The EUR/USD has been volatile this week. It lost ground in the United States on Tuesday. EUR/USD fell to new lows below 1.1300 and USD/JPY rose to its highest level since March 2017 above 115.00.
For the first time since February 2020, the EUR/GBP fell below 0.8400. The critical level to monitor on the day will be the 26 October low @ 0.8403. Which will serve as the major support level. with a break below that solidifies more downward momentum.
The pair’s recent rebound was halted by major trendline resistance and the 200-day moving average. Since then, selling has taken control. And as a result that momentum is expected to continue when BOE rate rise expectations are shattered this week.
The technical tailwind for the greenback remains in place. There isn’t much on the calendar this week to reverse the trend other than Fedspeak.
The EUR/USD has recovered much of its previous loss from 1.1265 to 1.1315. The break over 1.1300 is easing some of the agonies for buyers. However, the negative pressure remains mostly intact as we head into European trade today.
The bottom was 1.1265. However, there appears to be some respite around the 61.8 retracement level of the upward rise from March of last year to January of this year At 1.1290.
In the next sessions, it will be a significant mark to watch for any further negative extension, coupled with the 1.1300 level. A breach below that level will keep sellers in command as they look for a push towards 1.1200 next.

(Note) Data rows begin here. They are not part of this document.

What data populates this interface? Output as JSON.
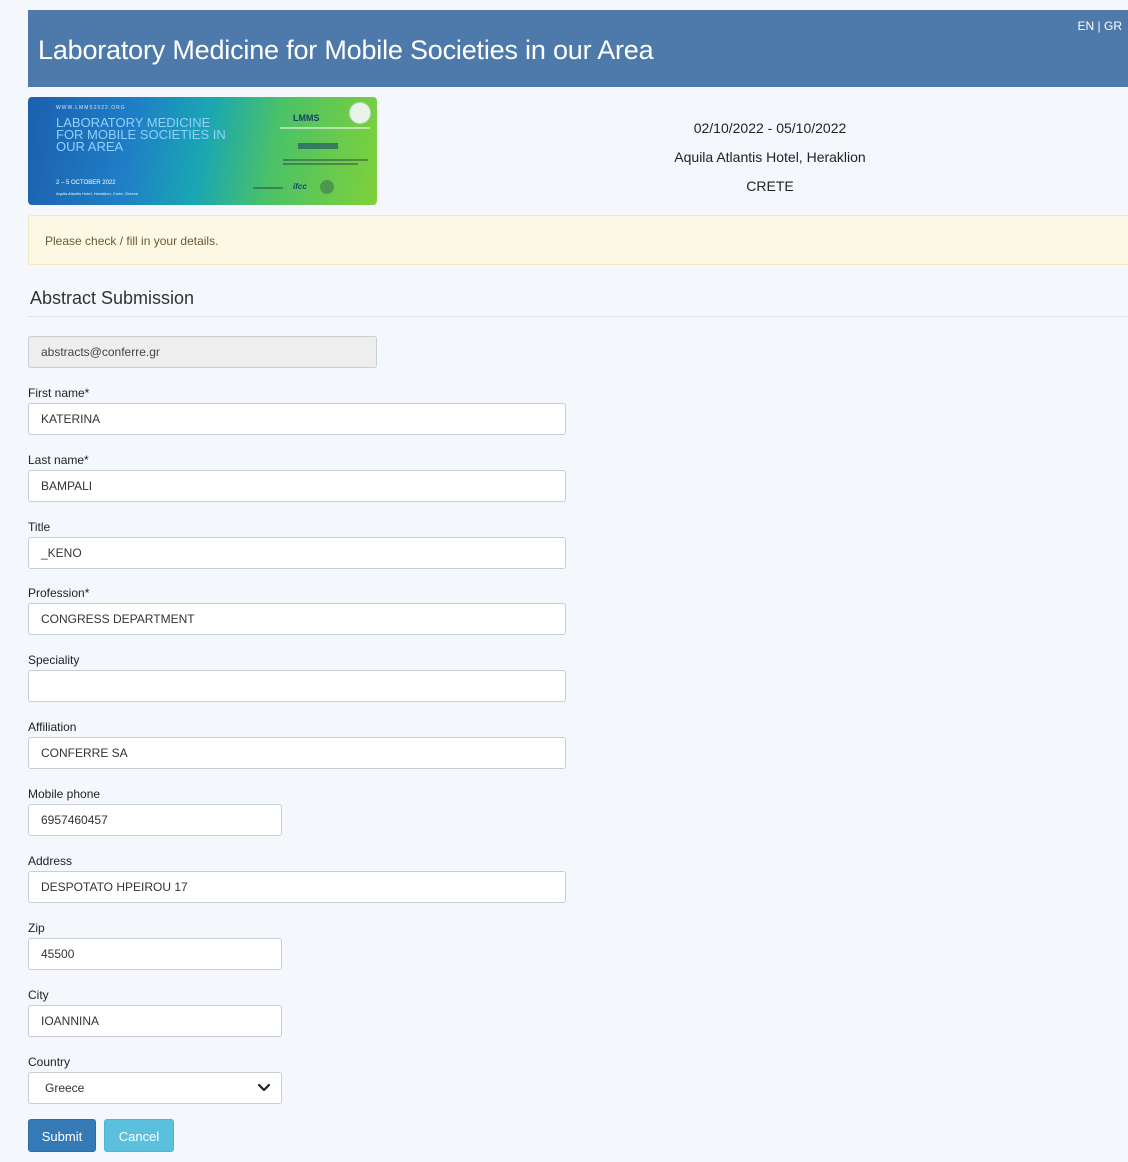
{
  "header": {
    "title": "Laboratory Medicine for Mobile Societies in our Area",
    "lang_en": "EN",
    "lang_sep": " | ",
    "lang_gr": "GR"
  },
  "banner": {
    "small_text": "WWW.LMMS2022.ORG",
    "title": "LABORATORY MEDICINE FOR MOBILE SOCIETIES IN OUR AREA",
    "dates": "2 – 5 OCTOBER 2022",
    "location": "Aquila Atlantis Hotel, Heraklion, Crete, Greece",
    "logo_text": "LMMS",
    "ifcc_text": "ifcc"
  },
  "event": {
    "dates": "02/10/2022 - 05/10/2022",
    "venue": "Aquila Atlantis Hotel, Heraklion",
    "place": "CRETE"
  },
  "alert": {
    "text": "Please check / fill in your details."
  },
  "section": {
    "title": "Abstract Submission"
  },
  "form": {
    "email": "abstracts@conferre.gr",
    "first_name": {
      "label": "First name*",
      "value": "KATERINA"
    },
    "last_name": {
      "label": "Last name*",
      "value": "BAMPALI"
    },
    "title": {
      "label": "Title",
      "value": "_KENO"
    },
    "profession": {
      "label": "Profession*",
      "value": "CONGRESS DEPARTMENT"
    },
    "speciality": {
      "label": "Speciality",
      "value": ""
    },
    "affiliation": {
      "label": "Affiliation",
      "value": "CONFERRE SA"
    },
    "mobile": {
      "label": "Mobile phone",
      "value": "6957460457"
    },
    "address": {
      "label": "Address",
      "value": "DESPOTATO HPEIROU 17"
    },
    "zip": {
      "label": "Zip",
      "value": "45500"
    },
    "city": {
      "label": "City",
      "value": "IOANNINA"
    },
    "country": {
      "label": "Country",
      "value": "Greece"
    }
  },
  "buttons": {
    "submit": "Submit",
    "cancel": "Cancel"
  },
  "colors": {
    "header_bg": "#4e7aab",
    "submit_bg": "#337ab7",
    "cancel_bg": "#5bc0de",
    "alert_bg": "#fcf8e3"
  }
}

As for any buyer recovery, the 100-hour moving average is now at 1.1410. It is indicating that there is still a lot of work to be done to get any form of control at this point in time.
Treasury rates have also continued to rise. 10-year yields jumped to 1.64 percent overnight, giving some more support for USD/ JPY’s rise.
Equities, on the other hand, are doing their own thing. US indexes are once again approaching all-time highs. Futures are more tepid today. But that appears to be the pattern in Europe until things perk up later in US trade.
The UK and Eurozone inflation statistics will be important to watch in the next session. The former being particularly important because a higher reading will simply support BOE rate rise predictions heading into the December meeting.
Annual inflation in the United Kingdom is likely to rise again, creeping closer to 4%. It will put further pressure on the Bank of England to raise interest rates in December.
The pound may receive a minor shock from any positive numbers, although gains are more likely to be seen in EUR/GBP rather than GBP/USD. Especially given the dollar has been on a tear since last week.
September building production in the Eurozone
A lagging indicator, but one that is expected to confirm sluggishness as supply and capacity restrictions in Q4.
Eurozone final CPI numbers for October
The final measurements should confirm that inflation is at a 13-year high. While the ECB claims that all of this is temporary, it will be difficult to resist the statistics as they arise in the coming months.
A strong labor market report yesterday, combined with prior inflation figures, sets the BOE up to rehabilitate its reputation ahead of the December meeting.
For the time being, the market is gradually trusting that the pound will establish a bit of a foundation. As a result, maintaining gains against the euro as the single currency seems fragile with a lack of support on the way down for EUR/USD.